Like many others, I’ve been remarkably emotional about the election of Barack Obama. It doesn’t take much to bring tears to my eyes as we approach the inauguration. Just show me another one of those stories of a three-generation African-American family making their way from New Orleans to D.C. for Tuesday, and I’m a wreck. Normally I’d (at best) ignore those human-interest stories, so why is this such a big deal for me, for America and for the whole world?
I’m a Baby Boomer, born in the late 1940s, and in my life I haven’t experienced the kinds of victory celebrations that my parents and their parents did after World Wars I and II. There was no celebration at the end of the Korean, Vietnam or Cold wars. They just sort of went away or didn’t. That’s left us to celebrate much lesser events like men walking on the moon, a World Series, playoff and Super Bowl victories, Olympic Men’s hockey and Women’s soccer gold medals, etc. But none of these victories came out of despair such as a prolonged war. Sure there are lots of things to celebrate all the time, even daily, but nothing like VE Day at the end of WWII.
I’ve lived through the election of 11 U.S. presidents, and while any election victory is always a cause célèbre for at least half the country, this one is clearly a much bigger deal than any of those previous. The most obvious difference is that it’s our first black president. But would this really have been such an event if it had happened in 2000/2001 after the Clinton presidency?

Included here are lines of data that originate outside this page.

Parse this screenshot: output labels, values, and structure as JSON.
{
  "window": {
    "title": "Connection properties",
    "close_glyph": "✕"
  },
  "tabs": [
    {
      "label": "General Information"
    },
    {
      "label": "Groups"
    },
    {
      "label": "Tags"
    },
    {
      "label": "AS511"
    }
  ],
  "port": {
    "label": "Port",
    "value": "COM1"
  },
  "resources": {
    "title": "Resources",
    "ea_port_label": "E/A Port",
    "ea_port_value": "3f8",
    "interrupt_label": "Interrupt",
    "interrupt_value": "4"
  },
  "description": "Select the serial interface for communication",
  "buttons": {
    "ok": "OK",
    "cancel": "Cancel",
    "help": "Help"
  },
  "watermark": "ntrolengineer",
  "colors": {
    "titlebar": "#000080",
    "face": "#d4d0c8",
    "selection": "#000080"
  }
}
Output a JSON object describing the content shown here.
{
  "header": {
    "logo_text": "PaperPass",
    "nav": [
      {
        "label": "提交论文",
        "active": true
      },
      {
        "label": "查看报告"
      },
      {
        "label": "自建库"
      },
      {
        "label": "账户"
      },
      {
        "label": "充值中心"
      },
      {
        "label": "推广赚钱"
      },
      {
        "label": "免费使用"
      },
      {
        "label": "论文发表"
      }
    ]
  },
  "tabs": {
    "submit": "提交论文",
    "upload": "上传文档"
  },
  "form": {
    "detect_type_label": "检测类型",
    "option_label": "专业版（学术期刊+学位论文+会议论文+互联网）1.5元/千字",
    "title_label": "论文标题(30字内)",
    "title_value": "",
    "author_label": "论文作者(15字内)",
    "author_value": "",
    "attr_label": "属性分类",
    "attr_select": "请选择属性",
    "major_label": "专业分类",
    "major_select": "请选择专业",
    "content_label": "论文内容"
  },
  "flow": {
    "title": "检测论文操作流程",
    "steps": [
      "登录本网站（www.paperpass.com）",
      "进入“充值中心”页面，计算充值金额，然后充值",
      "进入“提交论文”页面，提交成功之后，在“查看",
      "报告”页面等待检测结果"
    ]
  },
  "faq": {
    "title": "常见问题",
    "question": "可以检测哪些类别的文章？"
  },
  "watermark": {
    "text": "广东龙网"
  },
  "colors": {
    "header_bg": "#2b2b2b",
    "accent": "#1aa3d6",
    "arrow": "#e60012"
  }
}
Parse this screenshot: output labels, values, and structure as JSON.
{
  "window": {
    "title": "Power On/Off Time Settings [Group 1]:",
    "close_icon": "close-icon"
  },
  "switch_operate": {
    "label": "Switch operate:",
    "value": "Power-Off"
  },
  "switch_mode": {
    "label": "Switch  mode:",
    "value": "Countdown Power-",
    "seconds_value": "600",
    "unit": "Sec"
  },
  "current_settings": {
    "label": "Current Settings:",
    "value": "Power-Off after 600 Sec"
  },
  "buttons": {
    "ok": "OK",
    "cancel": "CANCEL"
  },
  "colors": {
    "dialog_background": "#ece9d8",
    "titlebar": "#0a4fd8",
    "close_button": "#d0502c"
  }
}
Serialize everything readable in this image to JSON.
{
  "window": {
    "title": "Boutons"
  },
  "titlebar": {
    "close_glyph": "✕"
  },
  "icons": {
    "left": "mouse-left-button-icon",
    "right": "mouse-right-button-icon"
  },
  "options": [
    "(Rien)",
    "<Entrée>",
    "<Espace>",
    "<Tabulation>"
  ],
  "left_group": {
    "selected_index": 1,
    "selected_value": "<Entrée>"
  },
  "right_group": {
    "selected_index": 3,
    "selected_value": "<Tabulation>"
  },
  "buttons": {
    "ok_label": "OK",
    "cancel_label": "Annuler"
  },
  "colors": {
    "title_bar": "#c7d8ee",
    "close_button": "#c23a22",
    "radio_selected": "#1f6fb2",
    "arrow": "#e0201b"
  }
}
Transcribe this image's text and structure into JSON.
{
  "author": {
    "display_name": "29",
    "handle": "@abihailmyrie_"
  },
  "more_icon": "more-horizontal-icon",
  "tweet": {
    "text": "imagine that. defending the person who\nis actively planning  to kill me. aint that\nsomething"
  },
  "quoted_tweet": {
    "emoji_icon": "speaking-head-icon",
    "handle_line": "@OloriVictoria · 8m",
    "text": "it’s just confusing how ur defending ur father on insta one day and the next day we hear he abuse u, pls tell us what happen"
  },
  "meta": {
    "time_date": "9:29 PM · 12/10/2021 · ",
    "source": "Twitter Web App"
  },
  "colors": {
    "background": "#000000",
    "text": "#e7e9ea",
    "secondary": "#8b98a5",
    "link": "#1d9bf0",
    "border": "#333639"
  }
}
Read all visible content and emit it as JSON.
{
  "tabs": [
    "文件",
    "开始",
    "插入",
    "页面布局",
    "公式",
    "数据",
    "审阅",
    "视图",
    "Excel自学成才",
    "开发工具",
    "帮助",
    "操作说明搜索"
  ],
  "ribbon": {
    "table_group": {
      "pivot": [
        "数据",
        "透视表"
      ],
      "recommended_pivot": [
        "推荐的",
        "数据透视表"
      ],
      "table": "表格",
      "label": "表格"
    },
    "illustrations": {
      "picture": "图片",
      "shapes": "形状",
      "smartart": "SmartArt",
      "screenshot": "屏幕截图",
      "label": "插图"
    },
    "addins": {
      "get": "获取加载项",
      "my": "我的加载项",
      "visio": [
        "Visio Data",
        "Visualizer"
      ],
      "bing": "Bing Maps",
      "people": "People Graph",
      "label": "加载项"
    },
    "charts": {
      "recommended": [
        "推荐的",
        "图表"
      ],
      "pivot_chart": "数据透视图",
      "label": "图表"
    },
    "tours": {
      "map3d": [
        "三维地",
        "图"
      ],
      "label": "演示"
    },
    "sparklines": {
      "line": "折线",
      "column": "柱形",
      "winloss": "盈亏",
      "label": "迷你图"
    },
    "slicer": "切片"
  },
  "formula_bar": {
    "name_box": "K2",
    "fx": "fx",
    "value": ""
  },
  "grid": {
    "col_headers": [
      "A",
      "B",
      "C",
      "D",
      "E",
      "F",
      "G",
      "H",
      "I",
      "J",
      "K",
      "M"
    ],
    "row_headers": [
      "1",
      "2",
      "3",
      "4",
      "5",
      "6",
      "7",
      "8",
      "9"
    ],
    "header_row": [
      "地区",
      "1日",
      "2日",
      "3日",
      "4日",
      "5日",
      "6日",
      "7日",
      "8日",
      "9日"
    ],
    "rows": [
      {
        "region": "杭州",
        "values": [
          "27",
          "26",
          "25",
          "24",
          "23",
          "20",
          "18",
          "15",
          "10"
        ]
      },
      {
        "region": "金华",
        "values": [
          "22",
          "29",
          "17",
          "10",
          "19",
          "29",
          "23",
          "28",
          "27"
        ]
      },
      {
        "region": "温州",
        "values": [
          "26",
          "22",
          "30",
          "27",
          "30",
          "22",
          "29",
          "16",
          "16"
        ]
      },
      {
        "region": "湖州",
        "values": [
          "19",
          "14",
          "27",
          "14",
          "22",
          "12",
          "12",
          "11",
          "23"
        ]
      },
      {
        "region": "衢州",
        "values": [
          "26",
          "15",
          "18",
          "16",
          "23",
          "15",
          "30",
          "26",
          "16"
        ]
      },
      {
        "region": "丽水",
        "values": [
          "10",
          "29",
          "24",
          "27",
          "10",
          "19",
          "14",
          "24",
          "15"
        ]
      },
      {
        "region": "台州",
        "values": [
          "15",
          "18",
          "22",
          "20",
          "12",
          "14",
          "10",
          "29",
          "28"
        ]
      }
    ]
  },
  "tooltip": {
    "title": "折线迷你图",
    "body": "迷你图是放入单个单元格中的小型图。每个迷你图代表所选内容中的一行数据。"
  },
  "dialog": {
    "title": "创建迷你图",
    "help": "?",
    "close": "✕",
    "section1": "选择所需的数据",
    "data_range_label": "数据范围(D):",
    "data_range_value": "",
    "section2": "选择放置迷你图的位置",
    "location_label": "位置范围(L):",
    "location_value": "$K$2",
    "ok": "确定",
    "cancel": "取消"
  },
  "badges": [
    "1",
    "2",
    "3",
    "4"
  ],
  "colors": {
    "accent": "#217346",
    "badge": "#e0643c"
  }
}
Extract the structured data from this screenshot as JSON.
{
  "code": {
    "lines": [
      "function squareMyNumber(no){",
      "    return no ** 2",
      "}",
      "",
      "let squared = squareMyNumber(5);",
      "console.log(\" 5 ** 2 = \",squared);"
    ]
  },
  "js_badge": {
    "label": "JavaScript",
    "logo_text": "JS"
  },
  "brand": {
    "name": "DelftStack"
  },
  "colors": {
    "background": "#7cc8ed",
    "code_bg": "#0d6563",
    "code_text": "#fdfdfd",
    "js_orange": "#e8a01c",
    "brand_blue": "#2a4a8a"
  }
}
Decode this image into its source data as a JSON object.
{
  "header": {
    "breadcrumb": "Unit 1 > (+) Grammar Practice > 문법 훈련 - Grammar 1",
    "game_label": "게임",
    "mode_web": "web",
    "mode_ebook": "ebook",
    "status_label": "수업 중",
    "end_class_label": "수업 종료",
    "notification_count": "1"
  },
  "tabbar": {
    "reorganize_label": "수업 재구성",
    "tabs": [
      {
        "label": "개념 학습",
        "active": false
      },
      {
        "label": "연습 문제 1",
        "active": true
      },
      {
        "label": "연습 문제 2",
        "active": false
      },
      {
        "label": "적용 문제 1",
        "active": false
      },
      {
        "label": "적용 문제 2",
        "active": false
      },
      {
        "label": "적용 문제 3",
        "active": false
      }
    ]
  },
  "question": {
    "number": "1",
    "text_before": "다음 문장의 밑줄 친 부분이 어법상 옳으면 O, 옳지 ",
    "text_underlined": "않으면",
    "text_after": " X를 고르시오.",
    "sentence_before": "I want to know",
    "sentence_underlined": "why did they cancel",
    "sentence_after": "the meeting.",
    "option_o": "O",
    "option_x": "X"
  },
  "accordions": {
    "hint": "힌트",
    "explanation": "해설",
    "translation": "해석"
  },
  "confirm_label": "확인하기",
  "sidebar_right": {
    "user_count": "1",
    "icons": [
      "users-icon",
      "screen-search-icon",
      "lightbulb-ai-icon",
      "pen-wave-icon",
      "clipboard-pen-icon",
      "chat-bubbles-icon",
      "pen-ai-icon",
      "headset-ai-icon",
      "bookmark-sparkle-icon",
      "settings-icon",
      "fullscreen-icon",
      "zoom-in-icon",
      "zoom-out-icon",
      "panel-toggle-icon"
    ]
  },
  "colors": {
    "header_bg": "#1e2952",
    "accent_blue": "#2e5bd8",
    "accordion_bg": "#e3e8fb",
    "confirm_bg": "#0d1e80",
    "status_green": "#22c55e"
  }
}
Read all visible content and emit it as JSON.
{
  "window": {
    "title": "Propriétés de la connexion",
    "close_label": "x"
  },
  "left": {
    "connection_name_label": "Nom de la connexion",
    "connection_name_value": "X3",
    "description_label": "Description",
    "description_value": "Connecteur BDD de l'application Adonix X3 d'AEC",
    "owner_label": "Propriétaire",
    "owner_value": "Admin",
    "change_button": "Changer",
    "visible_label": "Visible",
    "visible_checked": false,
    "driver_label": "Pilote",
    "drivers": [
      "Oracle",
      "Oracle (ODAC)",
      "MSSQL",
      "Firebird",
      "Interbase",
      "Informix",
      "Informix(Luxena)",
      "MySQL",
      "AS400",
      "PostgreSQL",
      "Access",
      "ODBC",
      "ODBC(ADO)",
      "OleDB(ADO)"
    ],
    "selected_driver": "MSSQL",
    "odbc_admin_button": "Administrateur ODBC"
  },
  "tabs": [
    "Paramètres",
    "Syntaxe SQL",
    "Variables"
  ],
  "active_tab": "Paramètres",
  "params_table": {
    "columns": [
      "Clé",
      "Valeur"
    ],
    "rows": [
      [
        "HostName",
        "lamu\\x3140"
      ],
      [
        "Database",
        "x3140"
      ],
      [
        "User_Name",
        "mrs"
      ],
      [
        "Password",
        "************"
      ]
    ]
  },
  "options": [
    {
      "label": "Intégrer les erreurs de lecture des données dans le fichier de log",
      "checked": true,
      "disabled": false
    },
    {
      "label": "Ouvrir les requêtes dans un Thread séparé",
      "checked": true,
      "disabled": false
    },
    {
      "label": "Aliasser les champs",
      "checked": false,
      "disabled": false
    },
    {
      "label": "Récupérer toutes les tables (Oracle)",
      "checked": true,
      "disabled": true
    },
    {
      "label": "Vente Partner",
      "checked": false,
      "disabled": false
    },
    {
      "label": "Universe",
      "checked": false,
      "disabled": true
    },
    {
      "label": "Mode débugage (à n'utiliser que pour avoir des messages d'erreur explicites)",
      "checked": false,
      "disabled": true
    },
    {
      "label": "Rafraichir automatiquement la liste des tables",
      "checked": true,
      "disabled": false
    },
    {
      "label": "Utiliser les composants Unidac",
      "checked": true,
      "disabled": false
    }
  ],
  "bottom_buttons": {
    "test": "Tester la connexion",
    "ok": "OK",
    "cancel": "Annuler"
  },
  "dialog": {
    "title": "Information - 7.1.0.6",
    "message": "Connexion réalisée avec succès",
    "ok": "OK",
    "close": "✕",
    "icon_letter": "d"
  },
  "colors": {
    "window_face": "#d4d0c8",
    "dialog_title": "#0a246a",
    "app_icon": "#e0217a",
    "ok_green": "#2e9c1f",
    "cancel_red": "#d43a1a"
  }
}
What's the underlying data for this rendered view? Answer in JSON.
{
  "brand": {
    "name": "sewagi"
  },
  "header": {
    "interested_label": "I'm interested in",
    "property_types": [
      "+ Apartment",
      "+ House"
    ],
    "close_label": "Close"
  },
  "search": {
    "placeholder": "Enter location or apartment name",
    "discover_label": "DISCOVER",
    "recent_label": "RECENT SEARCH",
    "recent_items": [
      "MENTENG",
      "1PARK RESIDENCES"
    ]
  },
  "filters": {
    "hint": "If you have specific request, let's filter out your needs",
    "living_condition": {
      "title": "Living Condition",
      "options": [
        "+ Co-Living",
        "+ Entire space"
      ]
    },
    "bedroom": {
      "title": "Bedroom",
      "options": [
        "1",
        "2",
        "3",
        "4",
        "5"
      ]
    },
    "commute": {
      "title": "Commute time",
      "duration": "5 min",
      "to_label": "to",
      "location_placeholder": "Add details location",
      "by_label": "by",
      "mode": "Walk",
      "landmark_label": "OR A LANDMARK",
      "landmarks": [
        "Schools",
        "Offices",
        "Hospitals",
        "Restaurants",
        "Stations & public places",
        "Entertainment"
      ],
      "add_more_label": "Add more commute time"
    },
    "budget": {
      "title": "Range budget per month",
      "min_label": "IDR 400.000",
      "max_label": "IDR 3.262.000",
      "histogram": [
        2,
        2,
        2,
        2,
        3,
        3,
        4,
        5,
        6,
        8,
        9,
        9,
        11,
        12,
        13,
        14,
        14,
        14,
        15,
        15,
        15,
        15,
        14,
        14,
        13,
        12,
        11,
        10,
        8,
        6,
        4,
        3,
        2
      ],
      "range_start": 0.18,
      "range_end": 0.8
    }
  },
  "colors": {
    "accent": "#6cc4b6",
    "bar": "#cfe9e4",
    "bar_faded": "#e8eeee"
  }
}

For that matter, could Obama even have been elected in 2000? I don’t think so.
No, I think Obama’s win and the incredible sense of victory is just that. Like the end of a major war, we’re as much celebrating the end of something bad as we’re celebrating a new beginning. And what is it that’s ending? It’s primarily the Bush era. It’s Iraq, it’s the bungling of Katrina, it’s Abu Ghraib and Guantanamo, it’s being embarrassed to be an American while traveling abroad, it’s Enron and WorldCom, it’s having the whole rest of the world looking at us and wondering what went wrong with our great country. And now it’s an economy in shambles. That’s what ultimately clinched the election for Obama.
January 20, 2009 is the celebration of a victory. At the very least it’s a celebration of the end of the Bush era and all it represents. It’s a celebration that the civil-rights movement of the 1960s — one of the defining issues for baby boomers — has ultimately succeeded. Put it all together, and it’s the largest victory this country has seen in more than 65 years. And that’s why I, like hundreds of millions of people around the planet, are very emotional about Tuesday and what it means for our country and the world.